North East Lincolnshire Council does have the figures, but has, following a challenge by the Grimsby Telegraph, decided not to go public with them – and that is in line with the Government, which also refuses to release them.
As reported, nearly half of all Year One pupils (five and six-year-olds) in North East Lincolnshire have failed to reach expected levels in phonics reading tests.
The Department for Education figures show that only 50.84 per cent of them mastered the mechanics of reading for their age. They were not broken down into school level by the DfE because a public consultation concluded that it would be counter-productive.
The Telegraph sent a Freedom Of Information request to North East Lincolnshire Council asking for a breakdown but it said it would not release it under Section 36 (2) (c) of the Freedom of Information Act.
Paul Ellis, from the council's Informatics and Research Team, said: "In this case we determine that the balance of public interest is for the withholding of the information. This position is informed by the public consultation undertaken, in which respondents argued that making the information available 'could place pressure on young children taking this assessment and could narrow the curriculum. Therefore publishing school level data would change the nature of this assessment, and could disrupt its administration in schools, meaning that the intended benefits of this policy are not realised'."

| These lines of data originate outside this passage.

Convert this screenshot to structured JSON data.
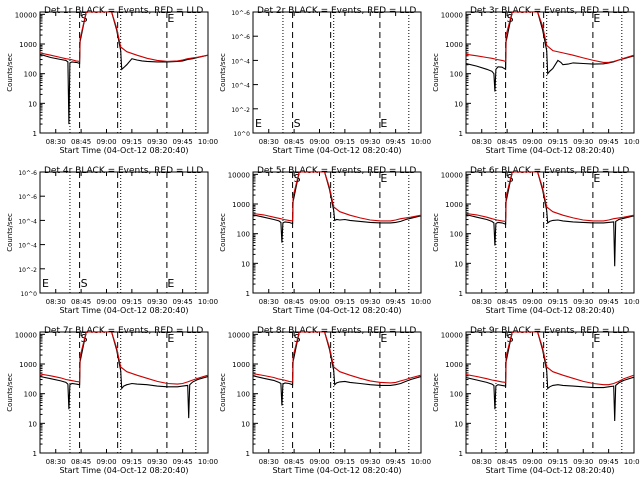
{
  "page": {
    "title_suffix": "BLACK = Events, RED = LLD",
    "xlabel": "Start Time (04-Oct-12 08:20:40)",
    "ylabel": "Counts/sec"
  },
  "axes": {
    "x_ticks": [
      {
        "v": 8.5,
        "label": "08:30"
      },
      {
        "v": 8.75,
        "label": "08:45"
      },
      {
        "v": 9.0,
        "label": "09:00"
      },
      {
        "v": 9.25,
        "label": "09:15"
      },
      {
        "v": 9.5,
        "label": "09:30"
      },
      {
        "v": 9.75,
        "label": "09:45"
      },
      {
        "v": 10.0,
        "label": "10:00"
      }
    ],
    "xlim": [
      8.345,
      10.0
    ],
    "log_ticks": [
      {
        "v": 1,
        "label": "1"
      },
      {
        "v": 10,
        "label": "10"
      },
      {
        "v": 100,
        "label": "100"
      },
      {
        "v": 1000,
        "label": "1000"
      },
      {
        "v": 10000,
        "label": "10000"
      }
    ],
    "ylim_log": [
      1,
      12000
    ],
    "empty_ticks": [
      {
        "v": 0.0,
        "label": "10^0"
      },
      {
        "v": 0.2,
        "label": "10^-2"
      },
      {
        "v": 0.4,
        "label": "10^-4"
      },
      {
        "v": 0.6,
        "label": "10^-4"
      },
      {
        "v": 0.8,
        "label": "10^-6"
      },
      {
        "v": 1.0,
        "label": "10^-6"
      }
    ],
    "ylim_linear": [
      0,
      1
    ]
  },
  "markers": {
    "dotted_x": [
      8.64,
      9.14,
      9.88
    ],
    "dashed_x": [
      8.735,
      9.11,
      9.595
    ],
    "s_label": "S",
    "e_label": "E",
    "s_x": 8.745,
    "e_x": 9.6
  },
  "chart_data": [
    {
      "type": "line",
      "title": "Det 1r",
      "scale": "log",
      "series": [
        {
          "name": "Events",
          "color": "#000000",
          "x": [
            8.345,
            8.45,
            8.55,
            8.6,
            8.62,
            8.63,
            8.64,
            8.66,
            8.7,
            8.72,
            8.735,
            8.74,
            8.8,
            8.9,
            9.0,
            9.05,
            9.1,
            9.14,
            9.15,
            9.17,
            9.2,
            9.25,
            9.28,
            9.3,
            9.35,
            9.4,
            9.5,
            9.6,
            9.7,
            9.75,
            9.8,
            9.85,
            9.9,
            10.0
          ],
          "y": [
            450,
            350,
            300,
            280,
            250,
            2,
            230,
            250,
            240,
            230,
            220,
            1200,
            12000,
            12000,
            12000,
            12000,
            3000,
            600,
            140,
            160,
            200,
            320,
            300,
            290,
            270,
            260,
            250,
            250,
            260,
            270,
            300,
            320,
            350,
            420
          ]
        },
        {
          "name": "LLD",
          "color": "#cc0000",
          "x": [
            8.345,
            8.45,
            8.55,
            8.6,
            8.65,
            8.7,
            8.735,
            8.74,
            8.8,
            8.9,
            9.0,
            9.05,
            9.1,
            9.14,
            9.2,
            9.3,
            9.4,
            9.5,
            9.6,
            9.7,
            9.75,
            9.8,
            9.85,
            9.9,
            10.0
          ],
          "y": [
            500,
            420,
            350,
            320,
            300,
            270,
            260,
            1500,
            12000,
            12000,
            12000,
            12000,
            3500,
            800,
            550,
            420,
            330,
            280,
            260,
            270,
            290,
            320,
            340,
            360,
            420
          ]
        }
      ]
    },
    {
      "type": "line",
      "title": "Det 2r",
      "scale": "linear",
      "series": [],
      "markers_text": true
    },
    {
      "type": "line",
      "title": "Det 3r",
      "scale": "log",
      "series": [
        {
          "name": "Events",
          "color": "#000000",
          "x": [
            8.345,
            8.45,
            8.55,
            8.6,
            8.62,
            8.63,
            8.64,
            8.66,
            8.7,
            8.735,
            8.74,
            8.8,
            8.9,
            9.0,
            9.05,
            9.1,
            9.14,
            9.15,
            9.17,
            9.2,
            9.25,
            9.28,
            9.3,
            9.35,
            9.4,
            9.5,
            9.6,
            9.7,
            9.75,
            9.8,
            9.85,
            9.9,
            10.0
          ],
          "y": [
            220,
            180,
            140,
            120,
            100,
            25,
            140,
            170,
            165,
            140,
            1200,
            12000,
            12000,
            12000,
            12000,
            3000,
            600,
            100,
            120,
            150,
            280,
            240,
            200,
            210,
            230,
            220,
            210,
            215,
            230,
            250,
            290,
            320,
            400
          ]
        },
        {
          "name": "LLD",
          "color": "#cc0000",
          "x": [
            8.345,
            8.45,
            8.55,
            8.6,
            8.65,
            8.7,
            8.735,
            8.74,
            8.8,
            8.9,
            9.0,
            9.05,
            9.1,
            9.14,
            9.2,
            9.3,
            9.4,
            9.5,
            9.6,
            9.7,
            9.75,
            9.8,
            9.85,
            9.9,
            10.0
          ],
          "y": [
            450,
            400,
            350,
            330,
            300,
            280,
            260,
            2000,
            12000,
            12000,
            12000,
            12000,
            4000,
            900,
            600,
            500,
            420,
            340,
            280,
            240,
            240,
            260,
            290,
            330,
            420
          ]
        }
      ]
    },
    {
      "type": "line",
      "title": "Det 4r",
      "scale": "linear",
      "series": [],
      "markers_text": true
    },
    {
      "type": "line",
      "title": "Det 5r",
      "scale": "log",
      "series": [
        {
          "name": "Events",
          "color": "#000000",
          "x": [
            8.345,
            8.45,
            8.55,
            8.6,
            8.62,
            8.63,
            8.64,
            8.66,
            8.7,
            8.735,
            8.74,
            8.8,
            8.9,
            9.0,
            9.05,
            9.1,
            9.14,
            9.15,
            9.17,
            9.2,
            9.25,
            9.3,
            9.4,
            9.5,
            9.6,
            9.7,
            9.75,
            9.8,
            9.85,
            9.9,
            10.0
          ],
          "y": [
            430,
            360,
            300,
            270,
            240,
            50,
            230,
            250,
            240,
            220,
            1200,
            12000,
            12000,
            12000,
            12000,
            3000,
            600,
            280,
            300,
            290,
            300,
            280,
            260,
            240,
            230,
            230,
            240,
            260,
            300,
            330,
            400
          ]
        },
        {
          "name": "LLD",
          "color": "#cc0000",
          "x": [
            8.345,
            8.45,
            8.55,
            8.6,
            8.65,
            8.7,
            8.735,
            8.74,
            8.8,
            8.9,
            9.0,
            9.05,
            9.1,
            9.14,
            9.2,
            9.3,
            9.4,
            9.5,
            9.6,
            9.7,
            9.75,
            9.8,
            9.85,
            9.9,
            10.0
          ],
          "y": [
            480,
            430,
            360,
            330,
            300,
            280,
            270,
            1800,
            12000,
            12000,
            12000,
            12000,
            3500,
            800,
            550,
            420,
            340,
            290,
            270,
            270,
            290,
            320,
            340,
            360,
            420
          ]
        }
      ]
    },
    {
      "type": "line",
      "title": "Det 6r",
      "scale": "log",
      "series": [
        {
          "name": "Events",
          "color": "#000000",
          "x": [
            8.345,
            8.45,
            8.55,
            8.6,
            8.62,
            8.63,
            8.64,
            8.66,
            8.7,
            8.735,
            8.74,
            8.8,
            8.9,
            9.0,
            9.05,
            9.1,
            9.14,
            9.15,
            9.17,
            9.2,
            9.25,
            9.3,
            9.4,
            9.5,
            9.6,
            9.7,
            9.75,
            9.8,
            9.81,
            9.82,
            9.85,
            9.9,
            10.0
          ],
          "y": [
            440,
            360,
            300,
            260,
            230,
            40,
            220,
            240,
            230,
            210,
            1200,
            12000,
            12000,
            12000,
            12000,
            3000,
            600,
            230,
            260,
            280,
            290,
            270,
            250,
            240,
            230,
            230,
            240,
            250,
            8,
            260,
            300,
            330,
            400
          ]
        },
        {
          "name": "LLD",
          "color": "#cc0000",
          "x": [
            8.345,
            8.45,
            8.55,
            8.6,
            8.65,
            8.7,
            8.735,
            8.74,
            8.8,
            8.9,
            9.0,
            9.05,
            9.1,
            9.14,
            9.2,
            9.3,
            9.4,
            9.5,
            9.6,
            9.7,
            9.75,
            9.8,
            9.85,
            9.9,
            10.0
          ],
          "y": [
            480,
            430,
            360,
            320,
            290,
            270,
            260,
            1800,
            12000,
            12000,
            12000,
            12000,
            3500,
            800,
            550,
            420,
            340,
            290,
            270,
            270,
            290,
            320,
            340,
            360,
            420
          ]
        }
      ]
    },
    {
      "type": "line",
      "title": "Det 7r",
      "scale": "log",
      "series": [
        {
          "name": "Events",
          "color": "#000000",
          "x": [
            8.345,
            8.45,
            8.55,
            8.6,
            8.62,
            8.63,
            8.64,
            8.66,
            8.7,
            8.735,
            8.74,
            8.8,
            8.9,
            9.0,
            9.05,
            9.1,
            9.14,
            9.15,
            9.17,
            9.2,
            9.25,
            9.3,
            9.4,
            9.5,
            9.6,
            9.7,
            9.75,
            9.8,
            9.81,
            9.82,
            9.85,
            9.9,
            10.0
          ],
          "y": [
            380,
            320,
            270,
            240,
            210,
            30,
            200,
            220,
            210,
            200,
            1200,
            12000,
            12000,
            12000,
            12000,
            3000,
            600,
            150,
            180,
            200,
            220,
            210,
            200,
            180,
            170,
            170,
            180,
            190,
            15,
            200,
            250,
            300,
            380
          ]
        },
        {
          "name": "LLD",
          "color": "#cc0000",
          "x": [
            8.345,
            8.45,
            8.55,
            8.6,
            8.65,
            8.7,
            8.735,
            8.74,
            8.8,
            8.9,
            9.0,
            9.05,
            9.1,
            9.14,
            9.2,
            9.3,
            9.4,
            9.5,
            9.6,
            9.7,
            9.75,
            9.8,
            9.85,
            9.9,
            10.0
          ],
          "y": [
            460,
            400,
            340,
            300,
            280,
            260,
            250,
            1800,
            12000,
            12000,
            12000,
            12000,
            3500,
            800,
            550,
            420,
            330,
            260,
            220,
            210,
            220,
            250,
            290,
            330,
            420
          ]
        }
      ]
    },
    {
      "type": "line",
      "title": "Det 8r",
      "scale": "log",
      "series": [
        {
          "name": "Events",
          "color": "#000000",
          "x": [
            8.345,
            8.45,
            8.55,
            8.6,
            8.62,
            8.63,
            8.64,
            8.66,
            8.7,
            8.735,
            8.74,
            8.8,
            8.9,
            9.0,
            9.05,
            9.1,
            9.14,
            9.15,
            9.17,
            9.2,
            9.25,
            9.3,
            9.4,
            9.5,
            9.6,
            9.7,
            9.75,
            9.8,
            9.85,
            9.9,
            10.0
          ],
          "y": [
            400,
            330,
            280,
            240,
            220,
            40,
            210,
            230,
            220,
            200,
            1200,
            12000,
            12000,
            12000,
            12000,
            3000,
            600,
            200,
            230,
            250,
            260,
            240,
            220,
            200,
            190,
            190,
            200,
            220,
            260,
            300,
            380
          ]
        },
        {
          "name": "LLD",
          "color": "#cc0000",
          "x": [
            8.345,
            8.45,
            8.55,
            8.6,
            8.65,
            8.7,
            8.735,
            8.74,
            8.8,
            8.9,
            9.0,
            9.05,
            9.1,
            9.14,
            9.2,
            9.3,
            9.4,
            9.5,
            9.6,
            9.7,
            9.75,
            9.8,
            9.85,
            9.9,
            10.0
          ],
          "y": [
            470,
            410,
            350,
            310,
            290,
            260,
            250,
            1800,
            12000,
            12000,
            12000,
            12000,
            3500,
            800,
            550,
            420,
            330,
            270,
            240,
            230,
            240,
            270,
            300,
            340,
            420
          ]
        }
      ]
    },
    {
      "type": "line",
      "title": "Det 9r",
      "scale": "log",
      "series": [
        {
          "name": "Events",
          "color": "#000000",
          "x": [
            8.345,
            8.45,
            8.55,
            8.6,
            8.62,
            8.63,
            8.64,
            8.66,
            8.7,
            8.735,
            8.74,
            8.8,
            8.9,
            9.0,
            9.05,
            9.1,
            9.14,
            9.15,
            9.17,
            9.2,
            9.25,
            9.3,
            9.4,
            9.5,
            9.6,
            9.7,
            9.75,
            9.8,
            9.81,
            9.82,
            9.85,
            9.9,
            10.0
          ],
          "y": [
            350,
            290,
            240,
            210,
            190,
            30,
            180,
            200,
            190,
            180,
            1200,
            12000,
            12000,
            12000,
            12000,
            3000,
            600,
            150,
            170,
            190,
            200,
            190,
            180,
            170,
            160,
            160,
            170,
            180,
            12,
            190,
            230,
            280,
            360
          ]
        },
        {
          "name": "LLD",
          "color": "#cc0000",
          "x": [
            8.345,
            8.45,
            8.55,
            8.6,
            8.65,
            8.7,
            8.735,
            8.74,
            8.8,
            8.9,
            9.0,
            9.05,
            9.1,
            9.14,
            9.2,
            9.3,
            9.4,
            9.5,
            9.6,
            9.7,
            9.75,
            9.8,
            9.85,
            9.9,
            10.0
          ],
          "y": [
            440,
            380,
            320,
            290,
            270,
            250,
            240,
            1800,
            12000,
            12000,
            12000,
            12000,
            3500,
            800,
            550,
            420,
            330,
            260,
            220,
            200,
            200,
            220,
            260,
            320,
            420
          ]
        }
      ]
    }
  ]
}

Some councillors believe the information is in the public interest and parents have a right to know how each school is performing.
The chairman of the Children and Young People Scrutiny Panel scrutiny panel Mathew Brown (Lab) declined to comment, but councillor Iain Colquhoun (Con) said: "Personally, I think that this information should be in the public domain. The administration is more secretive than in the past.
"We publish A-level and GCSE results by school, so why not these?
"In some ways these results are more fundamental. Prospective parents should know how schools are performing."
Liberal Democrat Anne Darby, who also sits on the panel, added: "I feel that parents do have the right to this information.
"Having access to the figures can help people make informed choices for their children."
The Grimsby Telegraph has now contacted the Information Commissioner's Office for an independent review on the matter.